The weird thing is that if I hook up my ammeter to measure the current through the motor / h-bridge, everything works perfectly. However as soon as I replace my ammeter with a standard fuse or just a piece of wire, the motor turns on for half a second and then turns off. The power to my microprocessor is still on, but the microprocessor seems to have shutdown or something since the PWM signal stops showing on my oscilloscope.

I have checked the PIC18F2550 datasheet and it says something about an autoshutdown on the PWM module for overcurrent detection, however I can't see how this applies since I have not enabled that feature nor is there any means for the microprocessor to know the current flowing through the motor.

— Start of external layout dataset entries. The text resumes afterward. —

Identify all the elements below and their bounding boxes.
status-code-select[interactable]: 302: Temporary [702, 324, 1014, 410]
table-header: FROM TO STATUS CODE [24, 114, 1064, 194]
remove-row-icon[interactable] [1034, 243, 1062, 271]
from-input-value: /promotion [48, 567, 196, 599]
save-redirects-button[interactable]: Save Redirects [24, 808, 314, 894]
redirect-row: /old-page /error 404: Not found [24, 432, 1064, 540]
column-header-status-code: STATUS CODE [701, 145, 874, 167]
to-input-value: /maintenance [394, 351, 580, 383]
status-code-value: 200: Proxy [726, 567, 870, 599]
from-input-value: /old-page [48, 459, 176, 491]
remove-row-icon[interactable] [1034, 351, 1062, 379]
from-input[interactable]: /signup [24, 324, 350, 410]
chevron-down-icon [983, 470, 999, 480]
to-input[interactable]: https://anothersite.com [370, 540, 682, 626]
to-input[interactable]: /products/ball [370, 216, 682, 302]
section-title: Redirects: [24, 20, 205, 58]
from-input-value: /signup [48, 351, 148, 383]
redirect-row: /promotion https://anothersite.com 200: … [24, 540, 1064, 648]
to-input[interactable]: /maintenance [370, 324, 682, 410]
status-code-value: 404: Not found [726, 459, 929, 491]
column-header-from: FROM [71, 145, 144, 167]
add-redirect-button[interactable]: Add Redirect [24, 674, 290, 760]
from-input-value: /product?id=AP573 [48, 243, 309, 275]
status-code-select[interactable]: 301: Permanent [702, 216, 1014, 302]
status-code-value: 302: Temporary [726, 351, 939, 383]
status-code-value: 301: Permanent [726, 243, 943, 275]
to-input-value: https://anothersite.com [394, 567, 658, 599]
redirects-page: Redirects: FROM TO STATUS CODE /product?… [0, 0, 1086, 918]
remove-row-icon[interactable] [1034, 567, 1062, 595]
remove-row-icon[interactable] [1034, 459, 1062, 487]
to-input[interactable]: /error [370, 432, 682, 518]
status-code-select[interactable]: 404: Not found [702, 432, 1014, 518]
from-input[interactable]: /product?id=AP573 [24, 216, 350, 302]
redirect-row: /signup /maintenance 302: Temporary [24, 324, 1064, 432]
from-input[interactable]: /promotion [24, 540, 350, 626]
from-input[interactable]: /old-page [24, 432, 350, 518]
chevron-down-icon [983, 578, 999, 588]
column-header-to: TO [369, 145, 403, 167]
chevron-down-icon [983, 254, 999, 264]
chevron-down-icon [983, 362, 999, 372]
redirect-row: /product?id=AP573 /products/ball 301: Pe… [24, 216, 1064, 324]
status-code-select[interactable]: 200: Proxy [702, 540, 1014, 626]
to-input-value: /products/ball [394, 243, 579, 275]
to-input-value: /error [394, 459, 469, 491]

Has anyone experienced a similar problem? Could the resistance of the ammeter have anything to do with the circuit working when the ammeter is connected?
 
technically it should work when you replace the ammeter by a wire / fuse. do you hold the terminals touching your hand when you connect the meter? check your power supply to have good DC if not it may make the processor to malfunction and make it to shutdown if the feature is built in.

try a small roll of coil wound on a ferrite bed (choke) and a capacitor. connect the choke in series and the capacitor (accross)after the choke. it will give quit good ripple free source.
 
Can you view one side of the motor voltage with an oscilloscope both with and without the ammeter to see if there's any difference?

It may be that the ammeter resistance is somehow stabilizing the circuit. You might try adding a small resistance approximately equal to the ammeter resistance (just measure the ammeter resistance with another multimeter).